AXA (A2 senior debt, negative) said the sale via an initial public offering (IPO) of 24.5% of its US life and asset management business (AXA Equitable Holdings (AEH), Baa2 senior) would be priced at $20 per share, corresponding to total proceeds of $2.745 billion. The price falls short of the $24-27 previously announced indicative price range. However, the proceeds, combined with a $750 million mandatory exchangeable bond issue, will still substantially secure the funding for AXA's planned acquisition of XL Group Ltd (XL), removing the associated funding risk pre-IPO.

 Antonello Aquino, Associate Managing Director at Moody’s

 We also view the IPO, which AXA intends as a first step towards a full sale of the US business, as positive for the group's economic capitalization and risk profile. We currently regard AXA's economic capitalisation as of lower quality than that of some Aarated peers.

 This is because its reported Solvency II ratio is significantly inflated by the use of regulatory equivalence for the US business. The IPO will therefore make AXA less reliant on equivalence and improve the group's overall risk profile, a credit positive. The US life business, which accounted for close to 20% of group underlying earnings as at YE17, holds liabilities related to a legacy portfolio of variable annuities (VA) with guaranteed benefits, which can have a material adverse effect on earnings and capital in some stress scenarios.

 Going forward, a full sale of the US business, in combination with the XL acquisition, will accelerate AXA's ambition of becoming more reliant on non-life underwriting profit and less on financial market-related earnings. The XL acquisition will also help AXA counterbalance reduced earnings diversification following the sale of its US business. With the IPO and exchangeable bond proceeds (€3 billion) in addition to cash at hand (c.€3.5 billion), subordinated debt raised (€2 billion out of c.€3 billion initially targeted) and pre-IPO reorganization transaction proceeds ($3.2 billion including internal loan repayments), AXA has now secured over €11 billion of the €12.4 billion required to fund the XL acquisition.

 Furthermore, the IPO and exchangeable bond proceeds could increase by up to around $0.5 billion if underwriters exercise the option to purchase additional amounts, and AXA could issue up to another €1 billion in subordinated debt. Therefore, the execution risk around the XL financing, and any need for AXA to tap into its back up bridge financing, has largely been removed. More negatively, AXA US, as part of its preparations to operate as a stand-alone business, has increased its external debt (increase in senior debt partially offset by reduced commercial paper) by around $2.8 billion on a pro-forma basis as at YE17.

 This debt, at least in the short term, will be fully consolidated onto AXA’s balance sheet, thus increasing group financial leverage. Leverage, as calculated by Moody's, will also increase slightly as a result of the exchangeable bond (mandatorily exchangeable for shares in AXA's US holding company, AXA Equitable Holdings, Inc.,).

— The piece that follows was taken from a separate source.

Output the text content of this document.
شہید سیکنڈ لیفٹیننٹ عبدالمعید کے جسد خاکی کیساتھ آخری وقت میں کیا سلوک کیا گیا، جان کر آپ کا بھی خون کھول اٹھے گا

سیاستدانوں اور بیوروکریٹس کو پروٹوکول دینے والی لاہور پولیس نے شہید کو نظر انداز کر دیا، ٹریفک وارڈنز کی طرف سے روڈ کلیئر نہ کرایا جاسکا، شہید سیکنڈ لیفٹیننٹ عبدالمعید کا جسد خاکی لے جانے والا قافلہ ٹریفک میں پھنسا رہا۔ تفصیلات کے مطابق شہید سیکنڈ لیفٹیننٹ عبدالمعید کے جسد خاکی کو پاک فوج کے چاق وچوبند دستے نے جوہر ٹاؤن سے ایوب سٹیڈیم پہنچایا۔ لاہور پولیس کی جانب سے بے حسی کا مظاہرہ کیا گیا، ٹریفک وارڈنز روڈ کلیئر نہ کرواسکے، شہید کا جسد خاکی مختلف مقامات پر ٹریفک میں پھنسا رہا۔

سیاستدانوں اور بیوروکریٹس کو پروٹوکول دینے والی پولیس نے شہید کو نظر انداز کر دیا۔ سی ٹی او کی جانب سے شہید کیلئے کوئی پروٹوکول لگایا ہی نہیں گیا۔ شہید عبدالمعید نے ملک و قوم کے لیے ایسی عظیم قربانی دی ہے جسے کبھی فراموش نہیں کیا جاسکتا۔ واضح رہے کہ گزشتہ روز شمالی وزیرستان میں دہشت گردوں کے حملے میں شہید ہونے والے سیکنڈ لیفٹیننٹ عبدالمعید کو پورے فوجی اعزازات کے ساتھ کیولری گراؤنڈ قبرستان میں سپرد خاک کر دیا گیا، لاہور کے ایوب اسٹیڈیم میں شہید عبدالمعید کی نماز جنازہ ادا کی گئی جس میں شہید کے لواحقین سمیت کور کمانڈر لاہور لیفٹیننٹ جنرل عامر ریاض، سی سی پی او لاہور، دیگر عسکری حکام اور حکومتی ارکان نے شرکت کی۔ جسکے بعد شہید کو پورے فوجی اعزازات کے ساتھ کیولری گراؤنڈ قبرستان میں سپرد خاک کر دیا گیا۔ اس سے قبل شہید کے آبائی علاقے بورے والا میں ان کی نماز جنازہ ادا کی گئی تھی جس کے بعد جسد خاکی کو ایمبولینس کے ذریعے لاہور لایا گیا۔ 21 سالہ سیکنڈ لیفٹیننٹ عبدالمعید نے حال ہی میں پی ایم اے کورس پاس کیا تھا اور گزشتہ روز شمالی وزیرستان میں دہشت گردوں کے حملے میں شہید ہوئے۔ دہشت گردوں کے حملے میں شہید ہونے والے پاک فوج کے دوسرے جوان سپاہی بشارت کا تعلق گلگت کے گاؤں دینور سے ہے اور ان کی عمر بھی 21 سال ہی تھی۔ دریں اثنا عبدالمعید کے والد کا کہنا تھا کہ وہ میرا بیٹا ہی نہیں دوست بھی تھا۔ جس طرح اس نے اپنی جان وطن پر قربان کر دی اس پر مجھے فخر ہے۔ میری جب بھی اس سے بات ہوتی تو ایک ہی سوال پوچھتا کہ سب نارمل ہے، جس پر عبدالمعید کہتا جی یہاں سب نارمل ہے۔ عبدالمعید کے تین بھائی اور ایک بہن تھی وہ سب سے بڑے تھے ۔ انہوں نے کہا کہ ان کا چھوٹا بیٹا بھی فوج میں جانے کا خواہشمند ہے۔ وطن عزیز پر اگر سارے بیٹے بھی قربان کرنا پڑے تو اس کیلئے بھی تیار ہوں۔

 The bond carries a high coupon of 7.25% (corresponding to the premium conversion price), which will pressure earnings coverage, although AXA will receive dividends from the AEH underlying shares which it will continue to own and the instrument is relatively short-dated, expiring in 2021. Taking account of the XL acquisition, we estimate that AXA’s adjusted financial leverage has increased to close to 30% from 24% on a pro-forma YE17 basis. In mitigation, AXA is targeting a reduction in its debt gearing from c.32% to below 28% within two years (including the US IPO related debt issuance). We assigned a negative outlook to AXA following the announcement in March 2018 of its proposed acquisition of XL. While the proceeds from IPO reduce the funding risk of the acquisition, before any stabilization of the outlook, we would want to:

 Evaluate the future performance and balance sheets of the combined AXA and XL to assess the likelihood of: 1) adjusted financial leverage remaining below 30% on a sustained basis; 2) the Solvency II ratio remaining comfortably within AXA's target range of 170-230%.

 See a smooth integration of XL’s business, with key senior XL management and underwriting personnel remaining in post following the closing of the transaction.